Generally, we lack this information so we normally want LEMAD not to condition on a particular area. We do:

condition_on_origin <- NULL

We can specify what optimizer (i.e., algorithm to maximize the likelihood) lemad will use:

optimizer <- "simplex"

To launch the analysis:

output_vig <- lemad_analysis(
 phylotree_recons,
 species_presence,
 areas = all_areas,
 num_max_multiregion,
 condition_on_origin,
 DEC_events,
 missing_spp_areas = missing_spp_areas,
 lineage_extinction = lineage_extinction,
 initial_lambda = initial_lambda,
 initial_disperextirpation = initial_disperextirpation,
 optimizer = optimizer)

This vignette runs the analysis itself. You will see all the loglik values that are tried out during the optimization.That is what you normally see in your console when running an analysis. I will now show what the output is like.

output_vig$model_ml
output_vig$number_free_pars

With the information from "output model_ml" and "output number_free_pars" we can compare across models using AIC. We can see the rates of the model, those are the rates that maximize the likelihood.

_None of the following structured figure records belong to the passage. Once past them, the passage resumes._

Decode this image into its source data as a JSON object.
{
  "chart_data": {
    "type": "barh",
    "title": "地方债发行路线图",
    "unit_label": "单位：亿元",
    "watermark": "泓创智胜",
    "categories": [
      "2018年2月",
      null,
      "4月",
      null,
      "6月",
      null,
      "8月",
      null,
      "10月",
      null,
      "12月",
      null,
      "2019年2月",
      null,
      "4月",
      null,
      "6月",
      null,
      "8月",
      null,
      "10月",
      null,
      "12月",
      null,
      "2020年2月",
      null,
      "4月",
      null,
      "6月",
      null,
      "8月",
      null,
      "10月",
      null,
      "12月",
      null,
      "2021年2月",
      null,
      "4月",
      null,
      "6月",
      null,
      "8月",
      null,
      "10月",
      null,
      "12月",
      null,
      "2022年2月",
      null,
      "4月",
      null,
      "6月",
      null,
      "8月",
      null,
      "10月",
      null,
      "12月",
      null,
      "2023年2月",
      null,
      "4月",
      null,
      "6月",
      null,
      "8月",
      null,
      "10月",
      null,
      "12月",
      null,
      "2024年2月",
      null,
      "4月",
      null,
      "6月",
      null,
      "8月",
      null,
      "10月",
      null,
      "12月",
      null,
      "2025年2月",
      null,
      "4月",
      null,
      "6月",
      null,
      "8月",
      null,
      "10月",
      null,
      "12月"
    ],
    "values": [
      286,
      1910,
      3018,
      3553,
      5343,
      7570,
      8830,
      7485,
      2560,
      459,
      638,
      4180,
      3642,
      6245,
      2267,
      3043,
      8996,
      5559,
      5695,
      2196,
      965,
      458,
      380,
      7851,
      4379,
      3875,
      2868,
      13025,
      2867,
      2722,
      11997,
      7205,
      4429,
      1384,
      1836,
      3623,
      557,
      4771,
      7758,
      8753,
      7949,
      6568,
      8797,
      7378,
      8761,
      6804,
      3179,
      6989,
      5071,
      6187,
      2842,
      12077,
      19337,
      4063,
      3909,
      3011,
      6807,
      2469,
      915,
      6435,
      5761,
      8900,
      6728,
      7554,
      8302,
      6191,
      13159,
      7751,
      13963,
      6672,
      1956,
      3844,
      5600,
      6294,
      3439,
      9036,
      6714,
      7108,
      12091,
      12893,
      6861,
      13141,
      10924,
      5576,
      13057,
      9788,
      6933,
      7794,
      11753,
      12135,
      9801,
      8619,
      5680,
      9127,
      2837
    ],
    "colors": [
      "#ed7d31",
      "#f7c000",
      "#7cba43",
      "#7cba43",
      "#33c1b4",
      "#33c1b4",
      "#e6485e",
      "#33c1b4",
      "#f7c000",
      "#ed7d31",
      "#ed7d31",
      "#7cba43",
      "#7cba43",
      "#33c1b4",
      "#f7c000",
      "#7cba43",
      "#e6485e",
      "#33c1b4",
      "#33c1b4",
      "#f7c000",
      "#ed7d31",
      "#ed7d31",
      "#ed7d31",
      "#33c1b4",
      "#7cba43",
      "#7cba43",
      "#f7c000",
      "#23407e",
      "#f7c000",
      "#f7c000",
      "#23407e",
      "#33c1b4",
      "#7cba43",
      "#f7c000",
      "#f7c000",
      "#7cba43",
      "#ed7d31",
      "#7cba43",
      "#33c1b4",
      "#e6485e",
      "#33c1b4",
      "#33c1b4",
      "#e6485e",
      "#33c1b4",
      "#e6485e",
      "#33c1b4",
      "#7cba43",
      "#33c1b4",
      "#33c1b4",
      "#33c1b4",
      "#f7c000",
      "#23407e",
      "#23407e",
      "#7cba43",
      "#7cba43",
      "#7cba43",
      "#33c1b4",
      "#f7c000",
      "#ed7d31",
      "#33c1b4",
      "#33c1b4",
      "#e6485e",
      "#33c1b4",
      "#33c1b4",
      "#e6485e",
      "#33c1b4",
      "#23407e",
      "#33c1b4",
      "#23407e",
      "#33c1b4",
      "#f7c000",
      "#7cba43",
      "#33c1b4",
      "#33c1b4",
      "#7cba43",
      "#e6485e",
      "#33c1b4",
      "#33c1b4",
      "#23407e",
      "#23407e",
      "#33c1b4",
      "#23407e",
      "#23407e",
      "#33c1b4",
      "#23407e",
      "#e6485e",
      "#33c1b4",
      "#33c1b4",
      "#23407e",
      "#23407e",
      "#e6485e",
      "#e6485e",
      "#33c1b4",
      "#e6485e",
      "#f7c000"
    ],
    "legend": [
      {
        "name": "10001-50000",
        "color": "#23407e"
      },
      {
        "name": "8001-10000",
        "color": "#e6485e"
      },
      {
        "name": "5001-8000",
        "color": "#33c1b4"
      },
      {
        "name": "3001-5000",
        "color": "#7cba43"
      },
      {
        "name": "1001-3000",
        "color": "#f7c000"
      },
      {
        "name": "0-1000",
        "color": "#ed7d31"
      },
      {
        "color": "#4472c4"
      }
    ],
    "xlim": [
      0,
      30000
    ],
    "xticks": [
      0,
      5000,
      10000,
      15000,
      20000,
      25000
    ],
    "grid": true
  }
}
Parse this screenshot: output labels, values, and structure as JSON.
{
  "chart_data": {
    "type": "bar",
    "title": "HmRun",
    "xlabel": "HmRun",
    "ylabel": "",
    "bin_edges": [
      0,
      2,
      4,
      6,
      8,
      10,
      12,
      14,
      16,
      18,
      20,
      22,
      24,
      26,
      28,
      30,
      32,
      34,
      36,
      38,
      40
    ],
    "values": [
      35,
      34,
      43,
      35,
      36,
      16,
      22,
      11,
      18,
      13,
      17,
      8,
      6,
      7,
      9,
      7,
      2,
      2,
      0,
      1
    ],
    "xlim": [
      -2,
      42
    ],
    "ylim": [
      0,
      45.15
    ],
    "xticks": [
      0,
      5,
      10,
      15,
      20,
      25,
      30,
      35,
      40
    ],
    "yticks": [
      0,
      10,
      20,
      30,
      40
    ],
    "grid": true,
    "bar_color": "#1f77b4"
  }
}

output_vig$estimated_rates

In-situ speciation is estimated to be higher than vicariance. And, extinction is fixed at 0.001 as we set it up. output$ancestral_states will provide the probability of each ancestor (internal node) being at each region (or combination of regions), here is the first lines of such an object:

head(output_vig$ancestral_states)

Those are the probabilities for the internal nodes 67, 68 up to 72. Now, one can use a function to plot those values into our phylogenetic tree. Lemad provides a function to plot your results. It is by no means intended to be the ultimate plotting function, but it is useful to see right away what our results look like. In LEMAD, we use output_vig$ancestral_states for this. This object is a table where the rownames are the id for the nodes in our tree. In columns, it is shown the probability of each one being at each region in our system. We cab see that, for node with ID 67, the probability of being in area A is 0.268, being at B is 0.284 and so forth. Because sometimes the nodes in a tree are labelled in an unconventional way, I recommend to first plot our tree and see the node ID:

plot.phylo(phylotree_recons,show.tip.label=F)
nodelabels()

We can now see that the id for the root node is 67, which matches the first row in our output_vig$ancestral_states, so we can carry on. The plotting function will take the same objects that the ones used for the main analysis. We just need to add the colors we choose. The order of the colors should be in the order we have the all_areas vector.

colors_for_pie <-  c("blue","red","green")
probabilities_at_node <- output_vig$ancestral_states
plot_biogeo_reconst(probabilities_at_node,
                     num_max_multiregion,           
                                all_areas,
                                phylotree_recons,
                                species_presence,
                                colors_for_pie)

Note that when ancestors are reconstructed to be present in one area, the node will be plotted in a solid color matching "colors_for_pie".However, when the ancestor is reconstructed to have had a multi-area distribution, the node will like like a pie chart. If two colors are shown, it means that the ancestor was present in BOTH areas, NOT that there was the same probability of being present in either area.